The Fusarium Head Blight Situation

In 1993, 1994 and 1995 Fusarium Head Blight (FHB or scab) epidemics caused widespread and severe losses in grain yield and quality resulting in millions of dollars in losses to barley producers and processors. At present FHB is the greatest single limiting factor in barley production in Minnesota and threatens the livelihoods of small grains produces in a manner not seen since the wheat rust epidemics of the 1950's. In response to this the University of Minnesota with financial assistance from the state legislature and the grain industry organizations has responded with a research initiative which aims to address the control and management of FHB in barley and wheat. Much of the focus of the barley pathology program has been directed to this effort.

Current Research

Emphasis has been placed on the control of FHB through the use of host resistance. In order to identify sources of resistance and screen breeding material for resistance to FHB effective screening procedures need to be developed. Considerable effort has been directed to the development of generating artificial epidemics in the field, scoring material in breeding nurseries and in the development of an efficient greenhouse screen for adult plants.

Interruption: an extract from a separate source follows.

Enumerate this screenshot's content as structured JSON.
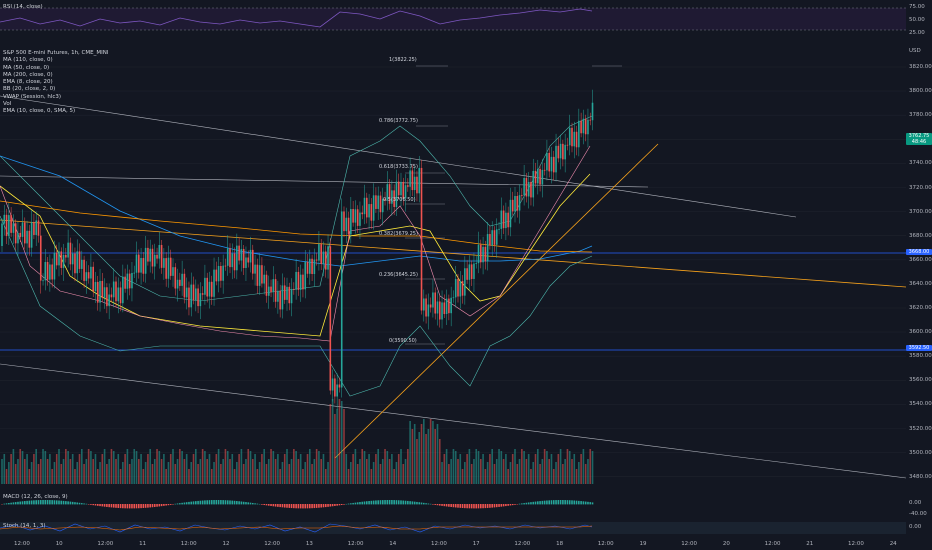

In nearly all cases fungi of the genus Fusarium cause FHB in barley. The principal pathogen is Fusarium graminearum and its teleomorph Gibberella zeae and inoculum may be either in the form of macroconidia or ascospores. Studies have been initiated to examine the most effective way of generating an artificial FHB epidemic in screening nurseries.

Plots of two barley varieties were planted in a randomized complete block with four replicates. Plots were 10 feet long and 10 rows at 7 inch row spacings. The plots were separated by a minimum distance of 7 ft by winter rye borders. Inoculum was prepared using five F. graminearum isolates. The isolates used were isolated from barley and wheat heads showing visible symptoms of FHB and collected in Minnesota in 1994. Four methods for generating and applying inoculum to plots were evaluated for their ability to induce FHB in Robust (susceptible) and Chevron (moderately resistant) in 1995. Spore suspensions were produced utilizing two methods. One method consisted of culturing the pathogen on potato dextrose agar (PDA) and mung bean agar (MBA) in petri dishes for 7-10 days. After plates were fully colonized by the fungus they were combined (10 plates PDA, 10 plates MBA) and comminuted in a blender. A second method consisted of culturing the pathogen in 4 L mung bean broth (MBB) which was also comminuted prior to inoculation. Both spore suspensions were made up to 5 L with water prior to application. Four applications of spore suspensions were made to the plots with a backpack mist sprayer. The first application was made at heading and subsequent inoculations were made at 5-7 day intervals. Alternatively inoculum was prepared by colonizing autoclaved wheat seed with the pathogen for 14 days and then dried. Colonized seed was placed in plots in mesh bags suspended at head height or by dispersing them on the soil surface. About ten days after being placed in the plots the colonized seed showed evidence of the development of perithecia and ascospores. Colonized seed inoculum was applied to the field prior to heading to allow ascospore development to occur. Non inoculated plots were also maintained to facilitate observation of disease development in comparison with background inoculum levels.

Significant differences in disease severity were observed among the four inoculation techniques. Disease severity was assessed on a one to four scale (0 = 0%; 1 = <25% ; 2 = 25-50%; 3 = 50-75%; 4 = 75%) in each of 30 heads per plot and then averaged to provide a plot mean. Plots that were inoculated with suspensions of conidia and hyphal fragments had plot averages of 3.2 and 3.4. Plots inoculated with colonized wheat seed were 1.4 to 1.6. The disease severity readings for Chevron averaged 1.4 across treatments and was significantly less than Robust at 3.0.

One hundred kernels were randomly sampled from each plot, assessed for kernel discoloration and plated onto PCNB agar. Kernels were also rated for the presence or absence of Fusariumspp. and tested for viability. The mean number of kernels infested with Fusarium spp. were significantly (P<0.05) higher in plots that were inoculated with suspensions of macroconidia than where seed inoculum was spread. Seed from plots inoculated with macroconidia suspensions were also more discolored and had lower viability than the kernels from plots inoculated with the seed inoculum. It may be that earlier application of the seed inoculum may improve the efficacy of the inoculum by allowing more time for the development if perithecia and ascospores and further studies on the generation of seed inoculum will be conducted in 1996.

Efforts to develop an effective adult plant greenhouse screening have been promising. A technique for the preparation of macroconidial inoculum, free of hyphal debris has allowed us to use an airbrush to inoculate adult plants in the greenhouse. The use of a large capacity (300 plants) temperature controlled adult plant dew chamber has provided for more uniform infection levels. Good differentiation between lines in the greenhouse has been observed in consecutive screens suggesting that a screen measuring the response of plants to a single inoculation will provide useful information on varietal resistance and allow screening of breeding germplasm through the winter.